Usyk vs. Fury was exactly what the sport of boxing has been missing

RIYADH, Saudi Arabia -- Boxing has always been powered by its heavyweight division, and for 24½ years, multiple men have held claims to the sport's top prize.

The sport endured a lengthy but sometimes uneventful reign from Wladimir Klitschko, a unified champion who lacked the proper foe (outside of his brother Vitali, whom he never fought for obvious reasons).

Tyson Fury ended Klitsckho's run as champion in 2015, but even Klitschko wasn't the undisputed champion. One of boxing's four -- yes, four -- major titles still eluded Fury. On Sunday before a sold-out, impassioned crowd at Kingdom Arena, Fury attempted to collect all four belts against Kiltschko's countryman, Ukraine's Oleksandr Usyk, the Olympic gold medalist who once reigned as undisputed cruiserweight champion.

Fury (34-1-1, 24 KOs) appeared to be well on his way to victory over the first half of the back-and-forth battle. He played to the crowd, tossing his hands behind his back as he evaded Usyk's punches. "The Gypsy King" grabbed the ropes in the corner and dodged a few shots in the opening round, channeling the great Muhammad Ali. When Usyk sunk in a few solid body punches, Fury smirked.

Usyk (22-0, 14 KOs) didn't care. He never allowed Fury's patented mind games to affect him during the promotion in the lead-up to this night, and the 37-year-old wasn't about to let it get to him now. His split decision victory -- 114-113, 115-112 and 113-114 -- earned him recognition as boxing's top heavyweight.

"It's [a] big opportunity for me, for my family, for my country, for history," said Usyk, ESPN's No. 3 pound-for-pound boxer. "It's [a] great day."

The Ukrainian, fighting for his war-torn country, continued to press on. He applied pressure expertly and finally broke through in Round 9 with an overhand left that sent Fury reeling. Thirteen more unanswered shots landed, the last of which sent Fury crashing into the ropes for a called knockdown. And as Fury, 35, did seven previous times, he beat the count and continued to fight.

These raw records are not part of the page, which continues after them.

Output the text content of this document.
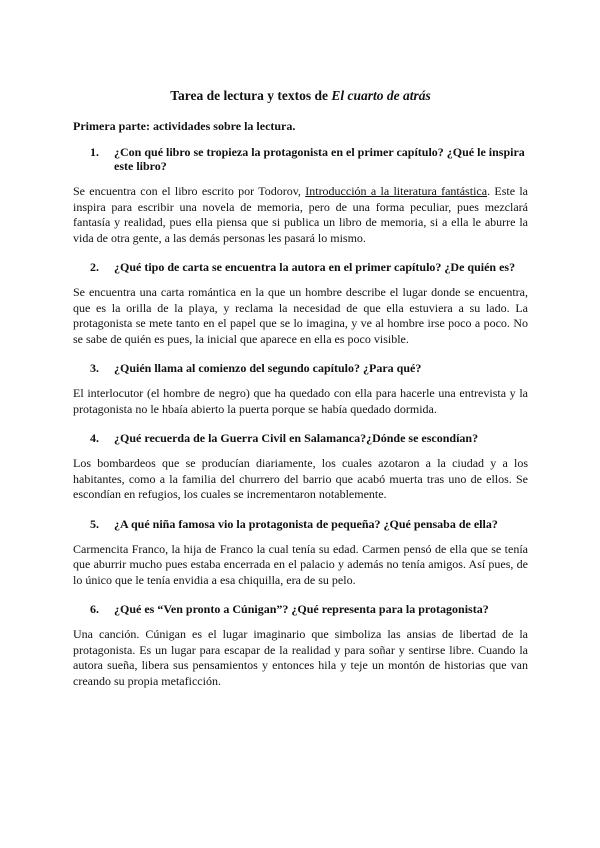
Tarea de lectura y textos de El cuarto de atrás
Primera parte: actividades sobre la lectura.
1.	¿Con qué libro se tropieza la protagonista en el primer capítulo? ¿Qué le inspira este libro?

Se encuentra con el libro escrito por Todorov, Introducción a la literatura fantástica. Este la inspira para escribir una novela de memoria, pero de una forma peculiar, pues mezclará fantasía y realidad, pues ella piensa que si publica un libro de memoria, si a ella le aburre la vida de otra gente, a las demás personas les pasará lo mismo.

2.	¿Qué tipo de carta se encuentra la autora en el primer capítulo? ¿De quién es?

Se encuentra una carta romántica en la que un hombre describe el lugar donde se encuentra, que es la orilla de la playa, y reclama la necesidad de que ella estuviera a su lado. La protagonista se mete tanto en el papel que se lo imagina, y ve al hombre irse poco a poco. No se sabe de quién es pues, la inicial que aparece en ella es poco visible.

3.	¿Quién llama al comienzo del segundo capítulo? ¿Para qué?

El interlocutor (el hombre de negro) que ha quedado con ella para hacerle una entrevista y la protagonista no le hbaía abierto la puerta porque se había quedado dormida.

4.	¿Qué recuerda de la Guerra Civil en Salamanca?¿Dónde se escondían?

Los bombardeos que se producían diariamente, los cuales azotaron a la ciudad y a los habitantes, como a la familia del churrero del barrio que acabó muerta tras uno de ellos. Se escondían en refugios, los cuales se incrementaron notablemente.

5.	¿A qué niña famosa vio la protagonista de pequeña? ¿Qué pensaba de ella?

Carmencita Franco, la hija de Franco la cual tenía su edad. Carmen pensó de ella que se tenía que aburrir mucho pues estaba encerrada en el palacio y además no tenía amigos. Así pues, de lo único que le tenía envidia a esa chiquilla, era de su pelo.

6.	¿Qué es “Ven pronto a Cúnigan”? ¿Qué representa para la protagonista?

Una canción. Cúnigan es el lugar imaginario que simboliza las ansias de libertad de la protagonista. Es un lugar para escapar de la realidad y para soñar y sentirse libre. Cuando la autora sueña, libera sus pensamientos y entonces hila y teje un montón de historias que van creando su propia metaficción.
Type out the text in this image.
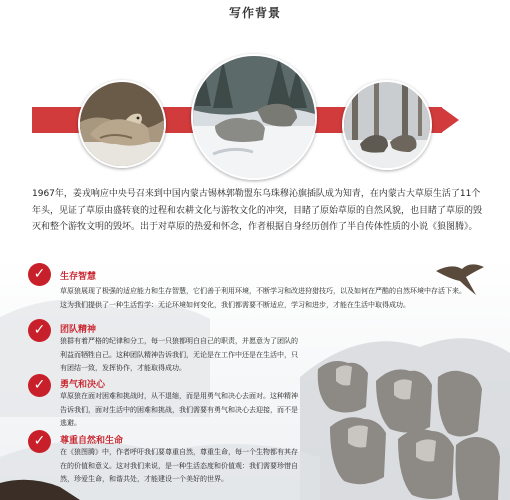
写作背景
1967年，姜戎响应中央号召来到中国内蒙古锡林郭勒盟东乌珠穆沁旗插队成为知青，在内蒙古大草原生活了11个年头，见证了草原由盛转衰的过程和农耕文化与游牧文化的冲突，目睹了原始草原的自然风貌，也目睹了草原的毁灭和整个游牧文明的毁坏。出于对草原的热爱和怀念，作者根据自身经历创作了半自传体性质的小说《狼图腾》。
✓	生存智慧
草原狼展现了极强的适应能力和生存智慧，它们善于利用环境，不断学习和改进狩猎技巧，以及如何在严酷的自然环境中存活下来。这为我们提供了一种生活哲学：无论环境如何变化，我们都需要不断适应，学习和进步，才能在生活中取得成功。
✓	团队精神
狼群有着严格的纪律和分工，每一只狼都明白自己的职责，并愿意为了团队的利益而牺牲自己。这种团队精神告诉我们，无论是在工作中还是在生活中，只有团结一致，发挥协作，才能取得成功。
✓	勇气和决心
草原狼在面对困难和挑战时，从不退缩，而是用勇气和决心去面对。这种精神告诉我们，面对生活中的困难和挑战，我们需要有勇气和决心去迎接，而不是逃避。
✓	尊重自然和生命
在《狼图腾》中，作者呼吁我们要尊重自然，尊重生命，每一个生物都有其存在的价值和意义。这对我们来说，是一种生活态度和价值观：我们需要珍惜自然，珍爱生命，和谐共处，才能建设一个美好的世界。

This was exactly what the sport has been missing: heavyweight championship boxing at the highest level. A fight befitting of the undisputed championship. Not the slugfest between Fury and Deontay Wilder in their trilogy bout that was named ESPN's 2021 Fight of the Year, but boxing skill, heart and courage on display.

Better yet, we're going to see it again. When Turki Alalshikh, the chairman of Saudi Arabia's General Entertainment Authority, cut the deal for this matchup, he made it a two-fight deal. The rematch is slated for Oct. 12. Although Usyk visited the hospital afterward for an MRI, his promoter, Alexander Krassyuk, told ESPN "there's no doubt" he'll be ready for the return bout in October.

After what boxing fans witnessed on this night, the encore encounter will surely be more anticipated than the first fight.

"I believe I won the fight, but I'm not going to sit here and cry and make excuses," England's Fury said. "I believe he won a few of the rounds, but I won the majority of them. What can you do? We both put on a good fight, the best we could do."

Indeed, Fury was exceptional on this night, even if he wasn't good enough. He just ran into a better man, one who has proven to be one of the all-time greats, in Usyk.

Even ESPN's No. 1 pound-for-pound fighter, Terence Crawford, believes Usyk has a case to unseat him.

"Man yall better put some respect on [Usyk] man," Crawford wrote on X after the fight. "He definitely a candidate for #1 P4P fighter in the world. I'm no hater. He beat the man that beat the man in a bigger division, giving what he's already done. Salute brother!"

An Olympic gold medalist. An undisputed cruiserweight champion. And now, the one and only heavyweight champion of the world.